Some AMD64/x86 commands expect immediate values as operands (e.g. imm8). Is it possible to use a value stored in some register (e.g. ah) instead of this hard coded value?

As example:

If I want to shift a xmm register, there is the the pslldq-command:

PSLLDQ xmm1, imm8

I have to shift it n times (whereby n is stored in a register).
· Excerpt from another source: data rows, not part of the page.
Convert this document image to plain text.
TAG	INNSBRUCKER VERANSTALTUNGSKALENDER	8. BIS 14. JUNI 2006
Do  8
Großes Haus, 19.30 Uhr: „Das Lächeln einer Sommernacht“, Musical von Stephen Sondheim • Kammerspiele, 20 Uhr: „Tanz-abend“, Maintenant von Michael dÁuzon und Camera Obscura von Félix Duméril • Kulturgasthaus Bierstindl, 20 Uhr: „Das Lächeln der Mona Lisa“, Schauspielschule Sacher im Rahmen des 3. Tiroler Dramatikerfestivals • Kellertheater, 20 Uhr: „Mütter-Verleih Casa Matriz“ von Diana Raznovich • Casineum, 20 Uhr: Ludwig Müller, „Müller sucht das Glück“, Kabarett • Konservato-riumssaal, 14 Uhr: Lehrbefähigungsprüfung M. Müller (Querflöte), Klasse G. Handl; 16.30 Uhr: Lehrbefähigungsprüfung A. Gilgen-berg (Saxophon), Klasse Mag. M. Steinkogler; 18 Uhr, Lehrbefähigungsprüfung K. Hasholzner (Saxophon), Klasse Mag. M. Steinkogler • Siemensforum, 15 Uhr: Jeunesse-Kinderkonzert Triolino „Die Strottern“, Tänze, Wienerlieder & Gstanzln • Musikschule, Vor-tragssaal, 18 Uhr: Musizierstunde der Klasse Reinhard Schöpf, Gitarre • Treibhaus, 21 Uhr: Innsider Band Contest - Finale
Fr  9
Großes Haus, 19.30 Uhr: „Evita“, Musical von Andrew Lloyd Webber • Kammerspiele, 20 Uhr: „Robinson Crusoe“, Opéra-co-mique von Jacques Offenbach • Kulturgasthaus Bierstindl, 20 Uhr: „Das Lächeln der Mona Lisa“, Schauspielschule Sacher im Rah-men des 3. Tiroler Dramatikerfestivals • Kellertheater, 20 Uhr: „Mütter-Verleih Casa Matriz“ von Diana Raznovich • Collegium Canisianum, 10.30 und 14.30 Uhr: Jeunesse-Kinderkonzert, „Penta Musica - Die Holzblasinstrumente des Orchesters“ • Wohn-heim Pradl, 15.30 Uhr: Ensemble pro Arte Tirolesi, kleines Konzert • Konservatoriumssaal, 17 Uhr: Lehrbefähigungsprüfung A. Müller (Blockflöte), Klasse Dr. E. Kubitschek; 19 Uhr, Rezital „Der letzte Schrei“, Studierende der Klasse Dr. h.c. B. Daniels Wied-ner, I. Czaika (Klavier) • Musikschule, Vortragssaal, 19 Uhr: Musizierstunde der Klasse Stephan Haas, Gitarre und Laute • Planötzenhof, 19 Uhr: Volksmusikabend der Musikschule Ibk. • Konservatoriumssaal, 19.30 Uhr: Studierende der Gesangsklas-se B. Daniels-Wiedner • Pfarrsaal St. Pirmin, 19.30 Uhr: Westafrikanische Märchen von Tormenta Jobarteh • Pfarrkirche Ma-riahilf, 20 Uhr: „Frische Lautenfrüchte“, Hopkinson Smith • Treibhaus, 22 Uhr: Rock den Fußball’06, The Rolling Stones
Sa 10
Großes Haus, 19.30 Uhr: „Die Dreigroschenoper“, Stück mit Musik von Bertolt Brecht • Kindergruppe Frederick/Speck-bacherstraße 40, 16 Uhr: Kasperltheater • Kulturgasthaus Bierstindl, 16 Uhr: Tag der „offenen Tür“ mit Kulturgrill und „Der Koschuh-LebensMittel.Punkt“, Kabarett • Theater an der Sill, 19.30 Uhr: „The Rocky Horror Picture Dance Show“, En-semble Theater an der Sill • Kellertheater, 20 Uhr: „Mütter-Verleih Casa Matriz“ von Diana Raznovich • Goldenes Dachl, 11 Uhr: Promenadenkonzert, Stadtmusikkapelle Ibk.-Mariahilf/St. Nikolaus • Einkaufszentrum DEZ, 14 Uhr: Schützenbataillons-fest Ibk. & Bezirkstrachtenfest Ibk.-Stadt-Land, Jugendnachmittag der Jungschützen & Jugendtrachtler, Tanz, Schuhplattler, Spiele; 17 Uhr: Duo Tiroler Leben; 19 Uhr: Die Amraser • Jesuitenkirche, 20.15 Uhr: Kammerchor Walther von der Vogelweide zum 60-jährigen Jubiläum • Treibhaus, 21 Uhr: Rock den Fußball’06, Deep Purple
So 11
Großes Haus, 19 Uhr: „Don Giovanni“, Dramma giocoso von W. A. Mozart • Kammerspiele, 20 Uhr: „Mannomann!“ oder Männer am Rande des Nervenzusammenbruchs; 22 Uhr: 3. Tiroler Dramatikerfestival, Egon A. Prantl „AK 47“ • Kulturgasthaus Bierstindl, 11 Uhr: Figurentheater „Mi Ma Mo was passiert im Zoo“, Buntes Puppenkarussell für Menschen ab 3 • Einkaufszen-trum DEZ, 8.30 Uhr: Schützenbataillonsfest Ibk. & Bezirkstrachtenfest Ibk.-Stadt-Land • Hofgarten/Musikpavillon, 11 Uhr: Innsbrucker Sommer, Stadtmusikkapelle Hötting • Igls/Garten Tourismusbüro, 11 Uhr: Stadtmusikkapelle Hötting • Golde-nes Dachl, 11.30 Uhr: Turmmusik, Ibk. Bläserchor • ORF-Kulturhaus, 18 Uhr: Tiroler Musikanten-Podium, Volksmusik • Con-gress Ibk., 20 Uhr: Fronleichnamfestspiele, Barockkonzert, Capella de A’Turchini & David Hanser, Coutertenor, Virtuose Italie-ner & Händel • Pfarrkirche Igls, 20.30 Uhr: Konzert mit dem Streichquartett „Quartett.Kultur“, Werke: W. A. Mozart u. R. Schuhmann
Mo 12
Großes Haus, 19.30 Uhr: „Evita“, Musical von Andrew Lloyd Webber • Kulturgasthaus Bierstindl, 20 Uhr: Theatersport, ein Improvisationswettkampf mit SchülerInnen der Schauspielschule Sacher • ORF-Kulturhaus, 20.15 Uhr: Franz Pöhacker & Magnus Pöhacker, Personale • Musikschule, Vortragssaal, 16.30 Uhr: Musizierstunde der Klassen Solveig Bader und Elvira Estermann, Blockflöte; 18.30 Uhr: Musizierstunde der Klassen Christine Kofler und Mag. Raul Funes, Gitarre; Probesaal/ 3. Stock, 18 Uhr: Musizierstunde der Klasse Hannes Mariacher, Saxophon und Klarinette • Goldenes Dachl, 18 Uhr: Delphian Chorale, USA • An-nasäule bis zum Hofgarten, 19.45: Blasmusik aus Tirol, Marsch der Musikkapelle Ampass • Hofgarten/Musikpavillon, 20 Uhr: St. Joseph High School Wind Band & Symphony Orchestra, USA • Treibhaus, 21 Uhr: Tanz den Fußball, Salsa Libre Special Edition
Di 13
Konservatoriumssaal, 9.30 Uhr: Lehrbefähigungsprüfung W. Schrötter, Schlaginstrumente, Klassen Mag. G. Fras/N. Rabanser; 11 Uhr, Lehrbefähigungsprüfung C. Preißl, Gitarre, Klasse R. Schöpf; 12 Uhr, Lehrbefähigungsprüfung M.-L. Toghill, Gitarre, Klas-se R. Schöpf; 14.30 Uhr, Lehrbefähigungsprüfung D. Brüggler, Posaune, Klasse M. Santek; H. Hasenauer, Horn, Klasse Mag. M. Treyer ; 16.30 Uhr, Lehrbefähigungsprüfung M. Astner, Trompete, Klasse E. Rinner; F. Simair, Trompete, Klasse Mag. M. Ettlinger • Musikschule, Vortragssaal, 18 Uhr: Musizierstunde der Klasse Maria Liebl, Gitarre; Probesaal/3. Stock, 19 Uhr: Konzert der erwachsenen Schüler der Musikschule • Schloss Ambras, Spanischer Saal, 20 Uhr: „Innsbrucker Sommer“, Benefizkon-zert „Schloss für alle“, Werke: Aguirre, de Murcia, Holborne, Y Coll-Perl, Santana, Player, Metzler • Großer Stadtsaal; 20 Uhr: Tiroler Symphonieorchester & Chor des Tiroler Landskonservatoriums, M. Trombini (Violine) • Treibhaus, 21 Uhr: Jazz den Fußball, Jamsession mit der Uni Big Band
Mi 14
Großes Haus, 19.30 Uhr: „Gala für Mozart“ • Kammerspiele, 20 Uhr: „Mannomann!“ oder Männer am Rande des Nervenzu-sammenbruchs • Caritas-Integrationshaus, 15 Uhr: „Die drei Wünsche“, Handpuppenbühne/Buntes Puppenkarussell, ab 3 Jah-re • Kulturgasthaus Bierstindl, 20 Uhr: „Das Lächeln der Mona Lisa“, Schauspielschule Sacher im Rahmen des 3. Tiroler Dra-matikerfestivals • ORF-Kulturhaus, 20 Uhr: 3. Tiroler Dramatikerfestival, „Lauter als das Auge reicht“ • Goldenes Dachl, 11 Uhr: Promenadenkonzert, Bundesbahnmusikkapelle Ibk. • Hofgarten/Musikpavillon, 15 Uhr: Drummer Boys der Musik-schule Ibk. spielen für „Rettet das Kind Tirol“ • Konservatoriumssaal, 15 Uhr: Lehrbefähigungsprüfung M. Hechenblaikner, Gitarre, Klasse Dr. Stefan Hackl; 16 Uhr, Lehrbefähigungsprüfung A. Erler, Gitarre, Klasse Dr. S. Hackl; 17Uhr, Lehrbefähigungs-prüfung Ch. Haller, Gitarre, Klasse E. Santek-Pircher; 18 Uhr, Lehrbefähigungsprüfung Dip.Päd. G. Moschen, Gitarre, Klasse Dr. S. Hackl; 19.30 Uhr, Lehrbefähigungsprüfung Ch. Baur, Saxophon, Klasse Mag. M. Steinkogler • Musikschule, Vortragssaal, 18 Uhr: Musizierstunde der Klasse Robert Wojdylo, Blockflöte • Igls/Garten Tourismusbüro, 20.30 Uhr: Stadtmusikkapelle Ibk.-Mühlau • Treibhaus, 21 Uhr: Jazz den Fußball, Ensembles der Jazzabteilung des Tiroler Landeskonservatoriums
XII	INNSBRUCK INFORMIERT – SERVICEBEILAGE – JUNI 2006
Is it possible to do it without conditional jump?

Was it helpful?

Solution

You could emulate it with a pshufb and a lookup table.

shl eax, 4
pshufb xmm0, [lut + eax]

The lookup table would start with (I think)

00 01 02 03 04 05 06 07 08 09 0A 0B 0C 0D 0E 0F
80 00 01 02 03 04 05 06 07 08 09 0A 0B 0C 0D 0E
80 80 00 01 02 03 04 05 06 07 08 09 0A 0B 0C 0D

You could also use plain old unaligned reads, and use nothing "weird": (not tested)

movdqa [temp + 16], xmm0
pxor xmm0, xmm0
movdqa [temp], xmm0
neg eax
movdqu xmm0, [eax + temp + 16]

But that may suffer from a store forwarding failure, which may cost a dozen cycles.

OTHER TIPS

You could use a jump table or an indexed branch into a repeated code section if the sections are of equal length.

There is no such as instruction (for now) under x86. But you can do on hardcore way:

    mov     cl, n                        ;n as shift count number from 0 to 31
    mov     byte ptr[@_PSLLDQ + 4], cl   ;overwrite last byte of instruction
    mfence                               ;ensure that intruction is globally visible 
@_PSLLDQ:
    PSLLDQ  xmm1, 0

And of coures your code momory must have write access enabled.